Priority Mapping
The priority mapping process is designed to help you identify executive-level strategic goals at your institution, as well as specific metrics and objectives that make up these goals. The Big Ten and Friends Sustainability Group originally developed this process with their consultant Emilie Rex. Mapping your institution’s strategic goals will deepen your understanding of the campus or system-wide priorities, and the language your executive leadership uses to communicate its objectives. In the next step, you’ll use this language to express the value of climate action and make a case for its critical role in advancing institutional goals.
The first step is to compile sources of strategic planning material, taking into considering the stage of strategic planning at your institution. For most institutions, strategic planning processes are cyclical, dependent largely on executive leaders’ relationship to the institution (e.g., length of time at the institution, leadership styles), and these factors are likely to impact the availability of strategic planning documents. Some examples of common strategic planning source material that you can review include:
- System-level strategic planning documents
- Campus-level strategic planning documents
- Refined list of executive leadership priorities
- Official presidential remarks
- Interviews with executive leadership allies
- Presidential job description or search guidelines
- News releases or briefs
For more examples of strategic planning source material, and how they may fit in with the life cycle of executive leadership, check out:
- This worksheet on Assessing Strategic Planning at Your Institution.

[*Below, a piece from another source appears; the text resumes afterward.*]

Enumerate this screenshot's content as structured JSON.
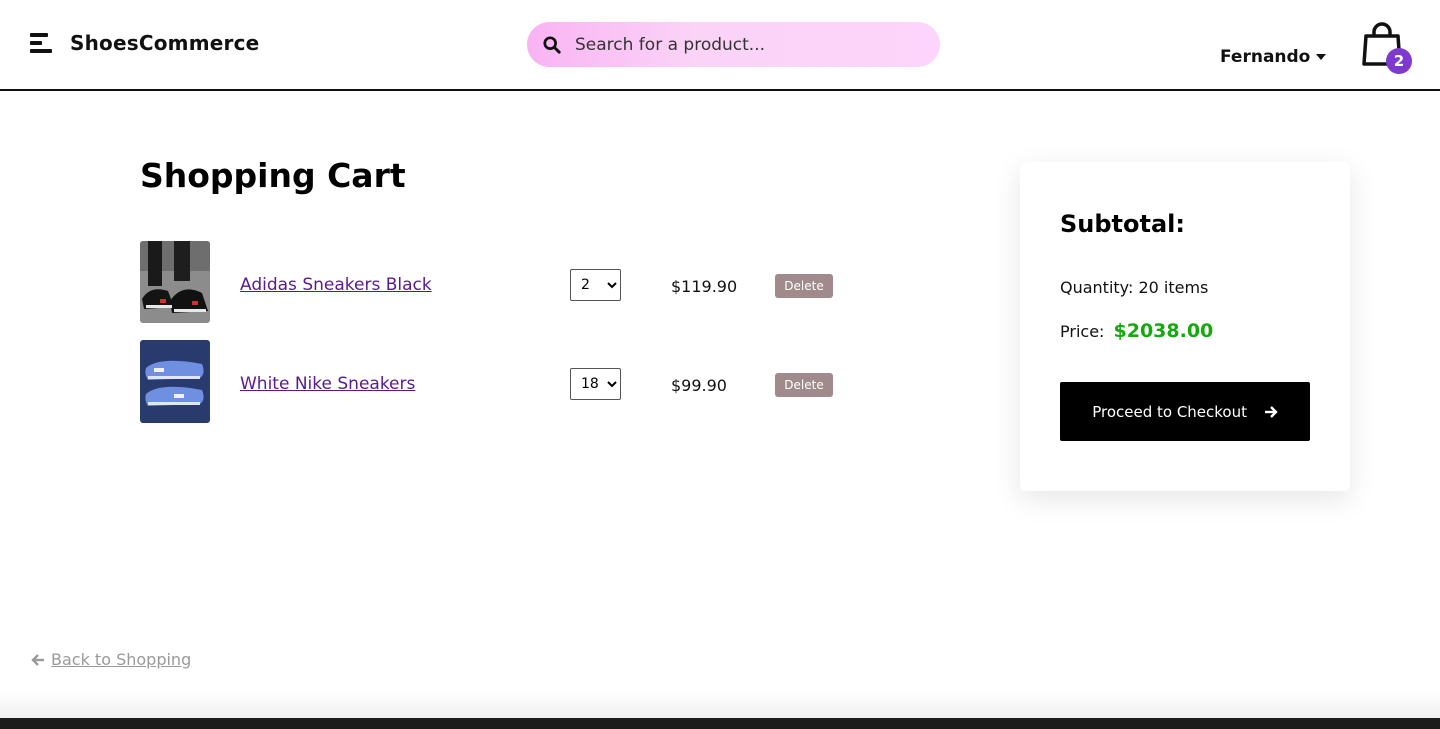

- Examples from the Big Ten and Friends Sustainability Group
The images below illustrate how this priority mapping may be organized.
Commitment Alignment
After mapping institutional priority areas and objectives, the next step is to identify where the Presidents’ Climate Leadership Commitments contribute to each objective. For each priority area, look for potential connections to your Commitment or related activities-from components of your Climate Action Plan to course requirements in sustainability or student internships. For each objective, ask yourself if the Commitments add value, and how. Instead of asking what your institution is doing for sustainability, ask, “What is sustainability doing for my institution?”
While the degree to which the Commitments contribute to strategic priorities differs for each institution, NECLAI cohort members found they generally supported objectives in several priority areas including:
- Improving educational value and student experience
- Enhancing institutional reputation and visibility
- Catalyzing research and innovation
- Fostering community engagement
- Stewarding financial and natural resources
Further Resources
During NECLAI, we developed several examples of the priority mapping and Commitment Alignment processes. These provide step-by-step narratives for completing the processes, one at a large public research university, the University of Massachusetts System, and one at a small private liberal arts college, Lasell. The priorities and alignments detailed on these pages were identified independently of the institutions and do not reflect official statements of positions of each.